Tawan menatap Thanat dengan binaran mata yang jelas akan kebahagiaan.

“Beneran? Beneran? Ayooo!!! Nanti gua ajak temen-temen gua buat donasi.” Ucap Tawan semangat.

Thanat mengarahkan tangannya ke rambut Tawan dan mengusapnya pelan, “Iya ayo. Tahun besok ya? Kan tahun ini cutinya pulang ke kampung halaman.”

“Oke nanti gua tagih ya.” Ucap Tawan dengan penuh dedikasi.
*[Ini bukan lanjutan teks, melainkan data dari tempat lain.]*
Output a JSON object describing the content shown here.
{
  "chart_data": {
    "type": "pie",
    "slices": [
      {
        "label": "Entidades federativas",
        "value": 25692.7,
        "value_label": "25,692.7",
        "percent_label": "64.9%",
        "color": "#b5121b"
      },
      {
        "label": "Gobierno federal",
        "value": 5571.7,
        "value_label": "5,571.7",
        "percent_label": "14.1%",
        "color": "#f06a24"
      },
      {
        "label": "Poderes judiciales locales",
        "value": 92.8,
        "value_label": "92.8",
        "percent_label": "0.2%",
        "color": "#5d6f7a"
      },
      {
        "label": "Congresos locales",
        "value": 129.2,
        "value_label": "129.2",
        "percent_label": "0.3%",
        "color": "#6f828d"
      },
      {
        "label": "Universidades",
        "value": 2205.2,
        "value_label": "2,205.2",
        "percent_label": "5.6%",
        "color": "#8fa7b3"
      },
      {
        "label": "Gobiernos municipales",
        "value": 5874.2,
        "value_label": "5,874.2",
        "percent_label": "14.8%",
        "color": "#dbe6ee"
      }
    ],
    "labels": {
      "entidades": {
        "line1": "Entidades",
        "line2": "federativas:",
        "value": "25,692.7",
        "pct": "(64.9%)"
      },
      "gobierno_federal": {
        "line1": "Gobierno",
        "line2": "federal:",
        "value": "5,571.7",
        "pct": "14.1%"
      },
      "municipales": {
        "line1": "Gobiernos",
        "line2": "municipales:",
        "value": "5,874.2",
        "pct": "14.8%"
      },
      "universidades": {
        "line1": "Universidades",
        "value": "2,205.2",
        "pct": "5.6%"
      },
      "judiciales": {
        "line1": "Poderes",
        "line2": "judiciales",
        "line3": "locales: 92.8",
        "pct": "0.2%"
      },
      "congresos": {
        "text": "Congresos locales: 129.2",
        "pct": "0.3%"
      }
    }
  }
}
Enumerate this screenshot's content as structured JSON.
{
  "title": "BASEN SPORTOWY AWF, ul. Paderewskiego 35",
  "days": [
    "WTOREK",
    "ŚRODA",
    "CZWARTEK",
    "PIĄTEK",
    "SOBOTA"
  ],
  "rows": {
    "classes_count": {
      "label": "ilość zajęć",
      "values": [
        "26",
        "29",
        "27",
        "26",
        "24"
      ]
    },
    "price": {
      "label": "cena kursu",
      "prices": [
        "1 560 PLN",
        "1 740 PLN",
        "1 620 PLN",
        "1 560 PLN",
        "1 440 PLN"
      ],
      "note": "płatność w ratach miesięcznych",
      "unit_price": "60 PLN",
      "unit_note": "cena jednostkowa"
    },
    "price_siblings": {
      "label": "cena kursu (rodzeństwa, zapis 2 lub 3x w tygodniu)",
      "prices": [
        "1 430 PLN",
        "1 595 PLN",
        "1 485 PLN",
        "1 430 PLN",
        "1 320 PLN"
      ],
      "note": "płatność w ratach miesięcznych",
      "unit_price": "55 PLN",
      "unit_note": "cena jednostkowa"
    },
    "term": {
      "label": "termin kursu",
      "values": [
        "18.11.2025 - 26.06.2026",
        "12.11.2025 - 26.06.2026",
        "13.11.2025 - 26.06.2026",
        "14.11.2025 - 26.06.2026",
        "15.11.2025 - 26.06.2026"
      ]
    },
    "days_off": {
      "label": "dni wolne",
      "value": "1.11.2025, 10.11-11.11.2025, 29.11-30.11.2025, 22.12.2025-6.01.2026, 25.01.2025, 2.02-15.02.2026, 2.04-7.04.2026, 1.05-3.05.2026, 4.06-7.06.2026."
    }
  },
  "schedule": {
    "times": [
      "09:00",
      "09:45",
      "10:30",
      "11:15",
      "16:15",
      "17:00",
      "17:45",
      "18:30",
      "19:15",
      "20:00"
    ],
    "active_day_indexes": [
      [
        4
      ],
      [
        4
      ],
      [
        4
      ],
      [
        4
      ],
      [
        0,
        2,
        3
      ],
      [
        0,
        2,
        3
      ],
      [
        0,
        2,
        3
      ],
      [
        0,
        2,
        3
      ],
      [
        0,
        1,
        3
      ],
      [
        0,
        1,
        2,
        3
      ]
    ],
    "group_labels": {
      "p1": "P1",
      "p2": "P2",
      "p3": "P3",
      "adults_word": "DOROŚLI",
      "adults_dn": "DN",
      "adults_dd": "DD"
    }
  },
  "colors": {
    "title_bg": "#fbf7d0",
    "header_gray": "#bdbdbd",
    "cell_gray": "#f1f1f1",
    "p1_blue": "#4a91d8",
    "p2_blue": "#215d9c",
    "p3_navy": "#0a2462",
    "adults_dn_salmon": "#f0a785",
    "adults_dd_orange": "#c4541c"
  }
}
Thanat terkekeh dan kembali memusatkan perhatiannya ke jalan, tanpa sadar mereka sudah sampai di Hartsfield–Jackson Atlanta International Airport. Ketika koran-koran itu membicarakan bawha Hartsfield-Jakson menjadi bandara tersibuk di dunia, memang benar adanya.

Banyak sekali orang yang berlalu, ada yang menjemput dengan wajah bahagia dan aja pula yang melepas dengan wajah sedihnya. Namun Thanat berbeda dari yang lainnya, dia mengantar Tawan dengan wajah bahagia, siapa pula yang tidak bahagia jika orang yang dicintai menampilkan senyuman yang tidak pernah luntur dari wajah manisnya.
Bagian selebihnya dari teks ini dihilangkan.